A conviction as to the duties of citizenship led him soon after he settled in Boston to become a resident of the lesser city instead of following the majority of the privileged classes to a pleasanter and better-governed suburban town. And this civic interest has not been confined to attending the primaries and voting. A scheme for a radical reform of the system of Boston city government, one which would, in theory at least, be applicable to most American cities, was elaborated before the Massachusetts Reform Club two years ago, and although it has not yet been adopted, for it was too far in advance of the times, it has stirred up abundant discussion and has already influenced the thinking of others. It called, amongst other requirements, for a mayor with very

large powers, an assistant mayor, a cabinet of seven heads and a single chamber of forty representatives, all these to be paid relatively large salaries in order that a better class of men might be attracted to the public service.

In addition to many other responsibilities Mr. Pritchett very lately accepted the chairmanship of the board of management of the Franklin Fund, the money left by Benjamin Franklin for the creation of an institute to benefit workingmen. That he had a hand in Mr. Carnegie's endowment of that fund is, to say the least, suspected.

Not only in deed but in word Mr. Pritchett has emphasized for the benefit of the institute students and of the general public his ideas of service. Again and again in public address he has upheld the conception that young men should be prepared in the technological schools not so much to hold certain jobs as to live the best life possible while holding them.

In charge of Mr.
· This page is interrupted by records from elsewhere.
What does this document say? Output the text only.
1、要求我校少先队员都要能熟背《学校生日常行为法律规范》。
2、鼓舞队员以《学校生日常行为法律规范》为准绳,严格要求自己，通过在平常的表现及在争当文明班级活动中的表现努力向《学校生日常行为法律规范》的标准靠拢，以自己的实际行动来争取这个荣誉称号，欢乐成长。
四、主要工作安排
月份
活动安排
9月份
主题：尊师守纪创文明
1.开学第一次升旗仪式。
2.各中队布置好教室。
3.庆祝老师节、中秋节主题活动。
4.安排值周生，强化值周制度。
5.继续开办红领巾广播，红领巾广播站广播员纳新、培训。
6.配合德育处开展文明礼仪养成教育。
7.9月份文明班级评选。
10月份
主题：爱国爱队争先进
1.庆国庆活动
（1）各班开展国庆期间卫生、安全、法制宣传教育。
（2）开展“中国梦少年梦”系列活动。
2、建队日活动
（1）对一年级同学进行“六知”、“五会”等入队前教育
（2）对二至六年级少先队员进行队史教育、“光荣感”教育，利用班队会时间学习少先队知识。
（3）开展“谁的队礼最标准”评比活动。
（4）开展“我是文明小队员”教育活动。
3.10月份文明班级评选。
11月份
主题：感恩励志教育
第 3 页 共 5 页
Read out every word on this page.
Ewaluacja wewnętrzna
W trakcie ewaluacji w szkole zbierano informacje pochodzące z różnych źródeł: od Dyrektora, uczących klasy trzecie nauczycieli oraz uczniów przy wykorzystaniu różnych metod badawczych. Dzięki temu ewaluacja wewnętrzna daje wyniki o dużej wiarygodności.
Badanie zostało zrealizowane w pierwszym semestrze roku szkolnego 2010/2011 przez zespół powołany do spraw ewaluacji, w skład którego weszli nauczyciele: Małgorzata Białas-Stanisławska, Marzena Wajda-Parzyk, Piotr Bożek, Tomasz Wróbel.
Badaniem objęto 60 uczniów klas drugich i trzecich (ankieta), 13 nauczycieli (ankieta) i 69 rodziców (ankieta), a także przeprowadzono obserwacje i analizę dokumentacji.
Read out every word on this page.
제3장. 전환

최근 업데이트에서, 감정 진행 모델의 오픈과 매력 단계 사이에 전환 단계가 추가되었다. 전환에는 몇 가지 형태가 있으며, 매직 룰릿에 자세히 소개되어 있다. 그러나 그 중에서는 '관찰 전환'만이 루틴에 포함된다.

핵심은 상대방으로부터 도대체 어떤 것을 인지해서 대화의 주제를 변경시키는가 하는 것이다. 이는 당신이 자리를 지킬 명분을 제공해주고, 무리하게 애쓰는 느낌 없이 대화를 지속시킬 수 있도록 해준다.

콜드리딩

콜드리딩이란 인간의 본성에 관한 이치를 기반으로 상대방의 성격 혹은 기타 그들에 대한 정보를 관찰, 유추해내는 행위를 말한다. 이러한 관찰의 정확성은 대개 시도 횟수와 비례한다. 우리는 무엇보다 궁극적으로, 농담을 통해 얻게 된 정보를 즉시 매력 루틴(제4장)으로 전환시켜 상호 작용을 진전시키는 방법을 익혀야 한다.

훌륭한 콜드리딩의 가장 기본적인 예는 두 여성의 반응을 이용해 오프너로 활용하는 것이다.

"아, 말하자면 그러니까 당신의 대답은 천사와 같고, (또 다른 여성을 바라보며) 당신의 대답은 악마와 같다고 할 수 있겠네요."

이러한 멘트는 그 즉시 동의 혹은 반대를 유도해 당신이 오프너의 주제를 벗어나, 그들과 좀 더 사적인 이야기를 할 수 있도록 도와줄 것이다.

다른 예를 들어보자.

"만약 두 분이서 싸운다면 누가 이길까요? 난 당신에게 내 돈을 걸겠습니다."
Carnegie's pension fund Mr. Pritchett will have every possible opportunity to justify the faith of those who believe him to be one of the strongest of modern educational thinkers. Everything on the material side will be in his favor; whereas in Boston he has had great odds against which to contend. Mr. Carnegie is a personal friend of long standing, and the two are said to be in agreement on all vital points. Even had Mr. Pritchett remained at the institute he would still have been the ironmaster's right-hand man. It is indeed generally believed that Mr. Carnegie stood ready, in case the merger of Harvard and the "Tech" had taken place and Dr. Pritchett had been in line to succeed President Eliot, to endow the combined institution with untold millions. That chance to make out of the oldest American uni

versity and the largest of American technological schools incomparably the leading university of the world, if it ever existed, has seemingly been lost. At all events, the former president of the Massachusetts Institute will have a free hand in his new undertaking, directed from headquarters in Forty-fifth Street, New York.

Mr. Pritchett's career up to this time has been so comprehensive, and he has thought so broadly along various lines, that he should be an especially efficient man in managing the great humanitarian work which Mr. Carnegie has in mind. The director of the foundation is now in his forty-ninth year, a native of Missouri, a graduate of Pritchett College at Glasglow in that state, and a sometime enthusiastic disciple of the German methods of scientific research, in which he still believes with modified zeal. His doctorate in philosophy was gained at Munich; his honorary degrees were received from Hamilton, the University of Pennsylvania and Johns Hopkins. At the time that he was called to the presidency of the Massachusetts Institute of Technology in 1900, he was superintendent of the United States Coast and Geodetic Survey. His equipment for holding that important position had been acquired through years of service in governmental and private astronomical observatories.

That still further honors are ahead of Mr. Pritchett has already been rumored from Washington. The Carnegie Institution will, one year hence, lose its present president, Dr. Daniel C. Gilman, who finds the labor of directing so great an establishment too onerous. The two men most prominently mentioned as possible successors to Dr. Gilman are Charles D. Walcott, now director of the Geological Survey, and Henry Smith Pritchett.